Your family told you it was, at that point, to be expected. This sort of thing. Hallucinations.

It was attributed to anything but sense, anything but demons. Drug paranoia, mental hospitals, poor care. She stayed at a Philadelphia psychiatric hospital, long-stay, several times. You only remember visiting her there once or twice. Her worsening depression and agoraphobia were more than severe at that point.

You did not think it would touch you. Such a thing did not even occur to you, hair-sprayed and flippant and removed from compassion to the point of betrayal at 17 years old.

At her funeral, you laughed as your high-school friends approached you, in bewilderment.
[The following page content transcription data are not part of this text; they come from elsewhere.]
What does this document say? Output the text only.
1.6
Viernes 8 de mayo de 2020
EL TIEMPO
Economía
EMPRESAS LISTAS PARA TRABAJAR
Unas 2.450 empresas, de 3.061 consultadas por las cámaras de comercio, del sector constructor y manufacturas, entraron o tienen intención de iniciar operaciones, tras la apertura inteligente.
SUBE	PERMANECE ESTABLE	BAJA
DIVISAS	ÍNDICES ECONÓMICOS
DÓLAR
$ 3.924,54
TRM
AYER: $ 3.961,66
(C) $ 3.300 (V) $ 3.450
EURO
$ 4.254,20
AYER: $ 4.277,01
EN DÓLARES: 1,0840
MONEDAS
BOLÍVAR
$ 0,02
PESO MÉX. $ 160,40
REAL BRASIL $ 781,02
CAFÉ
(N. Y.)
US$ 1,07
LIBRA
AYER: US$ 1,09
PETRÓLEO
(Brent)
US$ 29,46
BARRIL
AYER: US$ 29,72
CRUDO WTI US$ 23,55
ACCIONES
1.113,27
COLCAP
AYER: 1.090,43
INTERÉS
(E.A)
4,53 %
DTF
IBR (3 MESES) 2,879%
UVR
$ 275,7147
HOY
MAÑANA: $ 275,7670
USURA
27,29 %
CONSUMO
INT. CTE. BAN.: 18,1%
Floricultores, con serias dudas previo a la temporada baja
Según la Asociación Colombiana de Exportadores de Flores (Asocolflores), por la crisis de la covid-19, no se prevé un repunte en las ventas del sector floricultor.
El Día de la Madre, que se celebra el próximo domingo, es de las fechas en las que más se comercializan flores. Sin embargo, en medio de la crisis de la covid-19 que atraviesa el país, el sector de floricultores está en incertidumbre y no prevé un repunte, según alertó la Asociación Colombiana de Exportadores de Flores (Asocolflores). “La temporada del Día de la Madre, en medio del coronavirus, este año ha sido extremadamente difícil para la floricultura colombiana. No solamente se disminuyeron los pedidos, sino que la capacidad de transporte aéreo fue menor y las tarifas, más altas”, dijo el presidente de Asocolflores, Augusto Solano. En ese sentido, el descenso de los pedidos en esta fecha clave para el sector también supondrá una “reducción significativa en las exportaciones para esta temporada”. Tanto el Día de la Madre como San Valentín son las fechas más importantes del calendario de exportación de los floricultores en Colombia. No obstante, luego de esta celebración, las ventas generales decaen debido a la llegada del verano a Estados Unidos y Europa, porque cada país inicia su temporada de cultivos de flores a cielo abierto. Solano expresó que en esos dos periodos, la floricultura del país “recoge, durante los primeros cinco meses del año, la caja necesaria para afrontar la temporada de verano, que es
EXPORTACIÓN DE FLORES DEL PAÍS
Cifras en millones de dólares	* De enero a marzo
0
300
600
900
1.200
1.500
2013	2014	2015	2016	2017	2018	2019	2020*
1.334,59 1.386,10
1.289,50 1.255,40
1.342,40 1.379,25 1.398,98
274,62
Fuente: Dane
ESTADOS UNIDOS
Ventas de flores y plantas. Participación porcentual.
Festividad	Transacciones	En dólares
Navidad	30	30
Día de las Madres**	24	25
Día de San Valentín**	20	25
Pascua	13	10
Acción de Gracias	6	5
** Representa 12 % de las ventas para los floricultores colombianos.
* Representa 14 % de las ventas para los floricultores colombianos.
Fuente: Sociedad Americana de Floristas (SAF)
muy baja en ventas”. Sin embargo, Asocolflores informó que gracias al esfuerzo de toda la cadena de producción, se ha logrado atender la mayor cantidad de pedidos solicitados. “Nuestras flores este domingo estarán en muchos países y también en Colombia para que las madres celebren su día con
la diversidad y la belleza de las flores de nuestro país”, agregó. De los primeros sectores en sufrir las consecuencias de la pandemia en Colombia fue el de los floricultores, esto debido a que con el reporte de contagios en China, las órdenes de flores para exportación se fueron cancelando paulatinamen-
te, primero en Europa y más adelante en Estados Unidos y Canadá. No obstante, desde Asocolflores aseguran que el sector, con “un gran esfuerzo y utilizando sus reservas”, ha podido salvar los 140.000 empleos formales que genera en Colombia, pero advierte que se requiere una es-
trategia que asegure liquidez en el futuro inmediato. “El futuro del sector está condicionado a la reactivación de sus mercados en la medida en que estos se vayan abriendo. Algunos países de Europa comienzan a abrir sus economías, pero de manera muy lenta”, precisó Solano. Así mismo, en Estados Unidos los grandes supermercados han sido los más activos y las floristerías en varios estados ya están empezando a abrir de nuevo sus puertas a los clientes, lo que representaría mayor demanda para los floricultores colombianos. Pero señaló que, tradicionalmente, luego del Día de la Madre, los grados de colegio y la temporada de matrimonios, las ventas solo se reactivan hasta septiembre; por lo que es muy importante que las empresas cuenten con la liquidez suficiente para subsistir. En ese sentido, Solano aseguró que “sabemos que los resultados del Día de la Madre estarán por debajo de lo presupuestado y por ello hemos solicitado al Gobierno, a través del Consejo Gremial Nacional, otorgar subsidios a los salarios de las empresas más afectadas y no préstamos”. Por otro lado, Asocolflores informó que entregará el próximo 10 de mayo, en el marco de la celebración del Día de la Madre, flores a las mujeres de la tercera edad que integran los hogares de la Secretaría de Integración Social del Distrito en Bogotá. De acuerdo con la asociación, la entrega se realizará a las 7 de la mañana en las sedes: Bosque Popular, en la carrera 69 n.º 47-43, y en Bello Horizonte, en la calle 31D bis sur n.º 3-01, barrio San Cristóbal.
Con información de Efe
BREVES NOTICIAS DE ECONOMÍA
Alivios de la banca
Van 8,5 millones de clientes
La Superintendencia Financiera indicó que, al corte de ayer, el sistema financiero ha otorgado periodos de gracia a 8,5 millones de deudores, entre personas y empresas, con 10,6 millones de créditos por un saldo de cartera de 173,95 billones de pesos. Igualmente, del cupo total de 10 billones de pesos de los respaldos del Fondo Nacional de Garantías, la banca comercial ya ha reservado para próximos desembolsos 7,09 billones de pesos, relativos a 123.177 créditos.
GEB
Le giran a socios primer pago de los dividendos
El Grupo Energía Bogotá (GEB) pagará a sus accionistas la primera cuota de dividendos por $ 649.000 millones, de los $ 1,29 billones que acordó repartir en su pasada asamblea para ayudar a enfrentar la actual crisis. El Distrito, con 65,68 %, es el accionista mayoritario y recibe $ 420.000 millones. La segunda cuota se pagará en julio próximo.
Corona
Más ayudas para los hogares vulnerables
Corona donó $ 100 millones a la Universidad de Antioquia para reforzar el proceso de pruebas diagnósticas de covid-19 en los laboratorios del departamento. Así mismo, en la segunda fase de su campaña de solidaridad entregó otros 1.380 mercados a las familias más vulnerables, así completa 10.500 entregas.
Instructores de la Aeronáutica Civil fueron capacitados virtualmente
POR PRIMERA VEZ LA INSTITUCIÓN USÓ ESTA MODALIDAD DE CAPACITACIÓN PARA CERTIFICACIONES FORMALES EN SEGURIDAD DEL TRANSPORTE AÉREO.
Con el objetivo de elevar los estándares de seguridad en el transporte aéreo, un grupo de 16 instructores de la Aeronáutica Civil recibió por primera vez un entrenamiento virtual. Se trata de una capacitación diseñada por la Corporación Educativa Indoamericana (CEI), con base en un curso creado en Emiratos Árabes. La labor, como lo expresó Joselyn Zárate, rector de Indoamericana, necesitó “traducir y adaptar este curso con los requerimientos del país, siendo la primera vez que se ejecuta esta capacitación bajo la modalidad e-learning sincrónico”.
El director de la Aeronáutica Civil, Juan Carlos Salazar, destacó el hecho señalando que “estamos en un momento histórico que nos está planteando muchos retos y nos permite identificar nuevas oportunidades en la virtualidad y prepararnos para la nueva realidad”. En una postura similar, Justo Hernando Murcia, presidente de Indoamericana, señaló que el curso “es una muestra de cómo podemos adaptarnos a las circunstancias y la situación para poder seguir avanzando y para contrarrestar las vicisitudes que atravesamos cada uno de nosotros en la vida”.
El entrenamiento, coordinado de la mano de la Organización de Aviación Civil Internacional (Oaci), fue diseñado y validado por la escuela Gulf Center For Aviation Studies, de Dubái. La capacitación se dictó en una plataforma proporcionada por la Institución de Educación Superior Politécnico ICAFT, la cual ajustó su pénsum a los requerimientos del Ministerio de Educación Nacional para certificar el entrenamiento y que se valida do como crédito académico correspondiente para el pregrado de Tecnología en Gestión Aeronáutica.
She looked inflated, you told them. Her face had been like that from steroids, anyway, but truly, it was unreal, surreal.

“That’s not my grandmother,” you said to your friends, smiling, they said later, very strangely. “I don’t know who that is,” you said, gesturing to her open coffin.

Looking at her 1935 photograph, you now know her better than you ever thought you would. You understand now what you could not possibly have understood at 17, when she passed away. You are terrified of what you will perhaps understand in five years, in ten, in twenty.

You will not deny her again, not ever. Evelyn—your Mimi—now watches over your bed. You have placed her there as a guardian, because only she would have understood this darkness that threatens to eat you whole.

She was lively. She loved to dance, they said. She was witty, so smart. Read constantly. Very fashionable. That hair! And what a voice! (Sylvia Plath’s friends remembered her as “full of hope,” after all.)

If Evelyn had only known you would give your secondborn the name “Hannah Evelyn.” Can you imagine? The joy of such a thing, so unexpected? She would have been pleased, but skeptical.

You pause the next morning as you open the sugar bowl. Blessedly, it is empty of all but Splenda. You take a deep breath, and spoon and stir the pure sweetness into your hot tea. You think you remember that she liked tea.

You think you remember. British tea. Red Rose? Green plants. A stainless-steel plant spritzer. Timid African violets that only liked her. Weebles playsets, for you and your brother, Joe. Card games. Books everywhere—mysteries, British tales—but less as time went on. Cut crystal bowls. Fruit-and-marshmallow salad at Thanksgivings. Always, her erosive self-doubt, her self-deprecation. Her brokenness. She had lost faith, in her mind, in her health, in her reason for being. She did not believe she had anything left to offer.

Yes. You think you remember now.

But you are more certain that you are beginning to understand.